Despite the apparent severity of the text, some interpret Article 18 in a non-absolute way, stating that it does not establish an insurmountable total ban on the sale of flowers in every circumstance. The main reasons:


  1. Limited Application to Products with Potential Psychotropic Effect
    The text provides that the intervention is justified “in order to prevent the consumption of products ... from favoring ... alterations of the psychophysical state ... behaviors that expose public safety or health to risk.”
    This theoretically leaves room for the argument that, if a hemp flower is verified by analysis as free of any intoxicating effect, it would not fall within the scope of the ban.
  2. Unnotified Rule / Mandatory Non-application
    It can be argued that, until the rule is notified and approved according to the TRIS procedure, it cannot legitimately be enforced against businesses operating in compliance with European law. In this sense, judges and law enforcement could disregard Article 18 in concrete cases.  
  3. Existing Case Law on the Limits of “Harmfulness”
    The Supreme Court, in previous decisions, has specified that the mere presence of a potentially psychotropic substance is not sufficient, but the actual ability to produce narcotic effects must be assessed.
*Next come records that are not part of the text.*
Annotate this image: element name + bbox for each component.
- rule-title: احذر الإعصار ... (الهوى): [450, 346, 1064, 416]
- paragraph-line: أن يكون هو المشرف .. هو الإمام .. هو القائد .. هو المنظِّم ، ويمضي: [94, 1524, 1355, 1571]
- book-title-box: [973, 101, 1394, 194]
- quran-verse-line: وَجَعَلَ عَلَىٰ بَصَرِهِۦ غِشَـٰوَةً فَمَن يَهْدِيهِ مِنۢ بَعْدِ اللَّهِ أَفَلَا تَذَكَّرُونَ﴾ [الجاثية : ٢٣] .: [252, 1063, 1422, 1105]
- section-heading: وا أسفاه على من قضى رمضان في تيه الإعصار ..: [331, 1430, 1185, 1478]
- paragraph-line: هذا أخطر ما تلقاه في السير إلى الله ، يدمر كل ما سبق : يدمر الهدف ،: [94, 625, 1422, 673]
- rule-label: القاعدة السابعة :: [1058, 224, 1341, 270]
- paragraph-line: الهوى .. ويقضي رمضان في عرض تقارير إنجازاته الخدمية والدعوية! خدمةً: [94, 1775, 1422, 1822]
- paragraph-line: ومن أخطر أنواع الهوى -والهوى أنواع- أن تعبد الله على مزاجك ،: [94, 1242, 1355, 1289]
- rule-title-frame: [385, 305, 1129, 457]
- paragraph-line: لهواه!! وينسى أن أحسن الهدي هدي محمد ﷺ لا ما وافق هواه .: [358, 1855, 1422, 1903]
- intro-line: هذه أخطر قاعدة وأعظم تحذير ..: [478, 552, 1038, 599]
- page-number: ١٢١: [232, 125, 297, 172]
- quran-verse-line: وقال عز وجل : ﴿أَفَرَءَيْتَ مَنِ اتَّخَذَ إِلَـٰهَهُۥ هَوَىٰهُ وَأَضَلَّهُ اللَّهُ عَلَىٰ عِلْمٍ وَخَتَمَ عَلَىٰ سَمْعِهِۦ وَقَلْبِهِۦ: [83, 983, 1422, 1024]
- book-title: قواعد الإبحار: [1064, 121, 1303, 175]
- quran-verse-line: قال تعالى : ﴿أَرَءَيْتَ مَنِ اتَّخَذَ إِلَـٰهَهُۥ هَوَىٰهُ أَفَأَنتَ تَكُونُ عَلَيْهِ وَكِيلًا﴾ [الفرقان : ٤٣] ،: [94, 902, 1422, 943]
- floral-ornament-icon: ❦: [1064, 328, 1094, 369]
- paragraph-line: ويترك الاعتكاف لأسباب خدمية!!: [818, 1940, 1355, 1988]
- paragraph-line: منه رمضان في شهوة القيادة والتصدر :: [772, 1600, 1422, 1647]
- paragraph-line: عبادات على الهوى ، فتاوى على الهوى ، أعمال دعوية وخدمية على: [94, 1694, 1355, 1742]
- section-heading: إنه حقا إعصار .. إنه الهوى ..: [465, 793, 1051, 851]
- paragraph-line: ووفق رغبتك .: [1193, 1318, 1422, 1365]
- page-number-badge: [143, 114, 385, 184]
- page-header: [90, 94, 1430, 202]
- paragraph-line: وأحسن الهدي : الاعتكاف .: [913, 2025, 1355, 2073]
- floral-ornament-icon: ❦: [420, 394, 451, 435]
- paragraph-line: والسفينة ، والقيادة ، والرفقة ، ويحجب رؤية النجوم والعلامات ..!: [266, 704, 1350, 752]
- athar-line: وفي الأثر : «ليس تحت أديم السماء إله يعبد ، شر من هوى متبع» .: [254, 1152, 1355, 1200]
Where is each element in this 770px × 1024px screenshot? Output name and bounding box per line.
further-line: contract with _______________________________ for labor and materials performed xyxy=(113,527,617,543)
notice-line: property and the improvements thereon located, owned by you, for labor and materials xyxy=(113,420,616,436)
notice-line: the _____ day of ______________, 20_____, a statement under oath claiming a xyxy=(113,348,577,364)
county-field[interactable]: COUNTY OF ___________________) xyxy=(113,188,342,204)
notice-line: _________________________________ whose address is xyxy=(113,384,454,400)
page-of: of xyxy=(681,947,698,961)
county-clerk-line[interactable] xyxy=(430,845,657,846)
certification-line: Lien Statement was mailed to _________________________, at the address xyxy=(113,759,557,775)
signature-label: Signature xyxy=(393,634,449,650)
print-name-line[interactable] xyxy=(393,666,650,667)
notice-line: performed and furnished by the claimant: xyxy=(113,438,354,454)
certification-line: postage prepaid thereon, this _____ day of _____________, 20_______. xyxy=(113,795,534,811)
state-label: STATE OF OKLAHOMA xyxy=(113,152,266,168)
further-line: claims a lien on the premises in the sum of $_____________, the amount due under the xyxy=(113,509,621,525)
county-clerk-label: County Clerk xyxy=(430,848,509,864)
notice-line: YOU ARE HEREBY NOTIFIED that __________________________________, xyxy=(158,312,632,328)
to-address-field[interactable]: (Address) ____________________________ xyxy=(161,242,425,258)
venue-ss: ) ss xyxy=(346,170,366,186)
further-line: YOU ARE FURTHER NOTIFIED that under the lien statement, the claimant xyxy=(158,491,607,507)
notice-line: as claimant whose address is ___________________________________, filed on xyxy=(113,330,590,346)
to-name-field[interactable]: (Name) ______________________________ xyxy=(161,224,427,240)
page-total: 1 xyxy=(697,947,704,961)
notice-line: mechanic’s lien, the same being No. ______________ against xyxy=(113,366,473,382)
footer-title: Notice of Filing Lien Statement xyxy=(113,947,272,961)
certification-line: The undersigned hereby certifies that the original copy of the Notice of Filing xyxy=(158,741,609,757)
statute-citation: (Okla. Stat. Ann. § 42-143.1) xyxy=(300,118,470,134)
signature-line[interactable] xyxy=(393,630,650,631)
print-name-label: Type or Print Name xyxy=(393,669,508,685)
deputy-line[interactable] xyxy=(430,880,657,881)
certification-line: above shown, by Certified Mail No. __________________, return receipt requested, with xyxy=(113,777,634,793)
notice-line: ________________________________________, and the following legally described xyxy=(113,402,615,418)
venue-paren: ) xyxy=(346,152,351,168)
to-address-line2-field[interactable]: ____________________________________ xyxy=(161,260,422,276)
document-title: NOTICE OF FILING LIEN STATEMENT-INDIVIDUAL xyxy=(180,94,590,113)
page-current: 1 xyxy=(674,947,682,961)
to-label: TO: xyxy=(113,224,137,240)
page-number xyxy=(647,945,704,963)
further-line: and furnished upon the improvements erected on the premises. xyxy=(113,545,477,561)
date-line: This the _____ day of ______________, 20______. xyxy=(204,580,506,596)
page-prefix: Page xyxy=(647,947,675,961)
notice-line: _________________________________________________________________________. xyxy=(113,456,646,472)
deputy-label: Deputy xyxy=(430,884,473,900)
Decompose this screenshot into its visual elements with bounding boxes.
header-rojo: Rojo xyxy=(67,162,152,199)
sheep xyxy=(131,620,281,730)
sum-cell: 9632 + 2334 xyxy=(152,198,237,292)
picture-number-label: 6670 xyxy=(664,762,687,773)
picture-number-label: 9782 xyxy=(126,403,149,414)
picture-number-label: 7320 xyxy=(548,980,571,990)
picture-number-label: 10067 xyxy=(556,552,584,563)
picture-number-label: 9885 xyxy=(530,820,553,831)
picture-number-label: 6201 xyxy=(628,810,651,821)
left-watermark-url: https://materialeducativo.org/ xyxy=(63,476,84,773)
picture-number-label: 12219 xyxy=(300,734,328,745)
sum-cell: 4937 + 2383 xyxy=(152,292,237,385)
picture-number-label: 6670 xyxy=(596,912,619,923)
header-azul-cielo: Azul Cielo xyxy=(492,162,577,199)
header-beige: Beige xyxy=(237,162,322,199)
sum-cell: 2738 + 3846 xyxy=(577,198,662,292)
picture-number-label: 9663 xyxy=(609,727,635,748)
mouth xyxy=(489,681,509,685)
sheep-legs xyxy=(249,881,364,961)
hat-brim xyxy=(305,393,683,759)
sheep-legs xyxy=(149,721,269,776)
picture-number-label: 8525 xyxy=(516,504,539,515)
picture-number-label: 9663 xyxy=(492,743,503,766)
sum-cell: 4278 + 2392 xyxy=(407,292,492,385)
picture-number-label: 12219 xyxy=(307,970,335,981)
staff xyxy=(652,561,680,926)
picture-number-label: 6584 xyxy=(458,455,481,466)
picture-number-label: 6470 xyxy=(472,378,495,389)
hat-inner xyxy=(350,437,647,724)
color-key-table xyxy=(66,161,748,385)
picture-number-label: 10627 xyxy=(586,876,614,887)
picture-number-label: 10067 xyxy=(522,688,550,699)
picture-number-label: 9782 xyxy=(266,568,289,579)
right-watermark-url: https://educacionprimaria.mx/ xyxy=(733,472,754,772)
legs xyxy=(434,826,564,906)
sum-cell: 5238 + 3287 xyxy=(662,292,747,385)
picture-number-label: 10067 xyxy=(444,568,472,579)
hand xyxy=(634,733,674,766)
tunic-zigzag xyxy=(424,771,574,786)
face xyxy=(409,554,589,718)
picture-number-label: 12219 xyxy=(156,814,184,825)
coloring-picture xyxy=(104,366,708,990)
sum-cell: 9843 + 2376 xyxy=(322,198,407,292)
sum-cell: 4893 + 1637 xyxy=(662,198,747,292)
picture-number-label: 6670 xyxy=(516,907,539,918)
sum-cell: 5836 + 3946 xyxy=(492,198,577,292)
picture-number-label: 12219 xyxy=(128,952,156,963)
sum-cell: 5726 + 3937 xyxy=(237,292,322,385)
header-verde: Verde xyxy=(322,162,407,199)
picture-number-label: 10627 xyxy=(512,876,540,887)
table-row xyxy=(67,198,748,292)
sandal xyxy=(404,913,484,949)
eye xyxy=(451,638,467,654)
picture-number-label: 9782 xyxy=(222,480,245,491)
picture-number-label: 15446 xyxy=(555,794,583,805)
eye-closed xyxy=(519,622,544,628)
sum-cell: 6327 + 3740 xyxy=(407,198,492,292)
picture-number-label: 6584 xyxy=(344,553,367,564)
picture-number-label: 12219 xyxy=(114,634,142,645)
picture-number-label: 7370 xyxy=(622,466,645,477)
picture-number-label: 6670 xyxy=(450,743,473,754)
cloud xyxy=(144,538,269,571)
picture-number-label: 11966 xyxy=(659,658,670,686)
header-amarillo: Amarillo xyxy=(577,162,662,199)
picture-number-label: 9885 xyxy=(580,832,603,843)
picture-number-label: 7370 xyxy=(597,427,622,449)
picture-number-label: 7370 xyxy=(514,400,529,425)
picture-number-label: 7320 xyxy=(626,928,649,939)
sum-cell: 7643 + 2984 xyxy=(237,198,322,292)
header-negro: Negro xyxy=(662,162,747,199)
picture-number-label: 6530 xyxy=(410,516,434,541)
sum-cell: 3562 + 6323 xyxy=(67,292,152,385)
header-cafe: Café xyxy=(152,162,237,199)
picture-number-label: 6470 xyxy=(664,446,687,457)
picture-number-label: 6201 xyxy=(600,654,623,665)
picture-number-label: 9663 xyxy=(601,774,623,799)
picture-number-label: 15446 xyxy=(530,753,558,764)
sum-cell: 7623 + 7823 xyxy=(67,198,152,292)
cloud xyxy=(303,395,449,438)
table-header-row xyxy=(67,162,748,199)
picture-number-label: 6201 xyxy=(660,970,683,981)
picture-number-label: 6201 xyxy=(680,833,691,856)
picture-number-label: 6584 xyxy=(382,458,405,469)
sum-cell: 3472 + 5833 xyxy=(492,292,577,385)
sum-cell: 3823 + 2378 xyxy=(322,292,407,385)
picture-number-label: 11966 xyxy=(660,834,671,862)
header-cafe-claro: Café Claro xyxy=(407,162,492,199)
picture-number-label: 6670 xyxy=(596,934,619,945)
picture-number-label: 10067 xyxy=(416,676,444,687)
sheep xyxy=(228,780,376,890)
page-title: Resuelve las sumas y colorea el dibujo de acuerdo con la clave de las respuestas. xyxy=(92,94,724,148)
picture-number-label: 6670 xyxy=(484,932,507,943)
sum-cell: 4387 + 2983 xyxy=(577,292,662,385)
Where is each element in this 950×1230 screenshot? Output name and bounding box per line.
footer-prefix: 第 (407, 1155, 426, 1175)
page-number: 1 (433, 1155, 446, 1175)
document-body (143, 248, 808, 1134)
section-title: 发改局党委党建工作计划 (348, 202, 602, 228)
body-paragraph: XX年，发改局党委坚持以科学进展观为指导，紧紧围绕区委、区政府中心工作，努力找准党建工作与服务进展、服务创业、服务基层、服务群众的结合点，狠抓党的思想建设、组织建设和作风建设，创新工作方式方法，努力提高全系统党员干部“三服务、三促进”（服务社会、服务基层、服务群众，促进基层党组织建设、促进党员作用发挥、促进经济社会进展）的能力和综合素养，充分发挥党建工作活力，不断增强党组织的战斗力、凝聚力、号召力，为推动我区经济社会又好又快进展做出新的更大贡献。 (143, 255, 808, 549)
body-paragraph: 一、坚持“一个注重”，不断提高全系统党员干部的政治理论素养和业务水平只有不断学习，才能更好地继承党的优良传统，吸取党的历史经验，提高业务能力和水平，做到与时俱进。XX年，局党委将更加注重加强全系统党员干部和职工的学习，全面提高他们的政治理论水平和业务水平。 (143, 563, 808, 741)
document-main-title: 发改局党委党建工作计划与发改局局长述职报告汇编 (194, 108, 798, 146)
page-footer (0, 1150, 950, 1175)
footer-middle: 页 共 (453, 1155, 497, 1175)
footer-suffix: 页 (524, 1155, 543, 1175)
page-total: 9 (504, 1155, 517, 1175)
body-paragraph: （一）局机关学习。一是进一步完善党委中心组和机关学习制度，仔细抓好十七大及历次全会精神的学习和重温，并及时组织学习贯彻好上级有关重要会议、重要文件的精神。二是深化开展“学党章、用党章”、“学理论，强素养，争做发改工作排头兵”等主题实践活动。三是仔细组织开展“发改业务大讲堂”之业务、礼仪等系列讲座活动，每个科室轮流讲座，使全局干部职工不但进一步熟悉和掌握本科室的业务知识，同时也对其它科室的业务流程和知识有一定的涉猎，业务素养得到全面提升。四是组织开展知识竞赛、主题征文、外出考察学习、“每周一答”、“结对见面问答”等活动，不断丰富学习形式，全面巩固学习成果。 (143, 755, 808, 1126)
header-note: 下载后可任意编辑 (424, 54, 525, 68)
If a flower is shown by laboratory evidence to be free of intoxicating effect, criminal relevance can be excluded.  
  4. Principle Rule vs. Concrete Implementation
    There is the argument that Article 18 establishes a “normative principle”, which requires implementing regulations, ministerial guidelines, detailed rules, in order to be fully applied. Until then, its full application would not be immediate. Some associations argue that no clear implementing regulation has been prepared, thus leaving room for interpretation and protection for those operating in compliance with European law.  
  5. Distinction between “flowers” and other derivatives not containing active ingredient
    Article 18 focuses on “products consisting of hemp flowers or containing such flowers, including extracts, resins, and oils derived from them.”
    It can be argued that derivative products, in which the flowering parts are deactivated, purified, isolated, or characterized so as not to contain active ingredients, could fall outside the restrictive scope, if adequately demonstrated.


Conclusion: What Legal Scenario for Sales?



Article 18 introduces a restrictive regime for hemp flowers, which risks excluding them from the “legal” market as it has been understood so far in the context of light hemp / legal CBD. However, its full effectiveness is subject to strong doubts:


  • the lack of TRIS notification may make the ban unenforceable in practice against businesses compliant with European law
  • Art. 18 does not formulate a categorical ban for any flower: it leaves room for interpretations, technical assessments (e.g. THC analysis), and residual areas
  • the current still uncertain framework and lack of implementing regulation makes any automatic application of the ban questionable



In summary: Article 18 could severely restrict the sale of hemp flowers, but it is not (at least at present) a rule that a priori prevents in every situation the marketing of products that are duly certified, free of intoxicating effect, and compliant with European regulations. Well-documented businesses can assert arguments of non-application and use legal tools to protect themselves in the evolving legal context.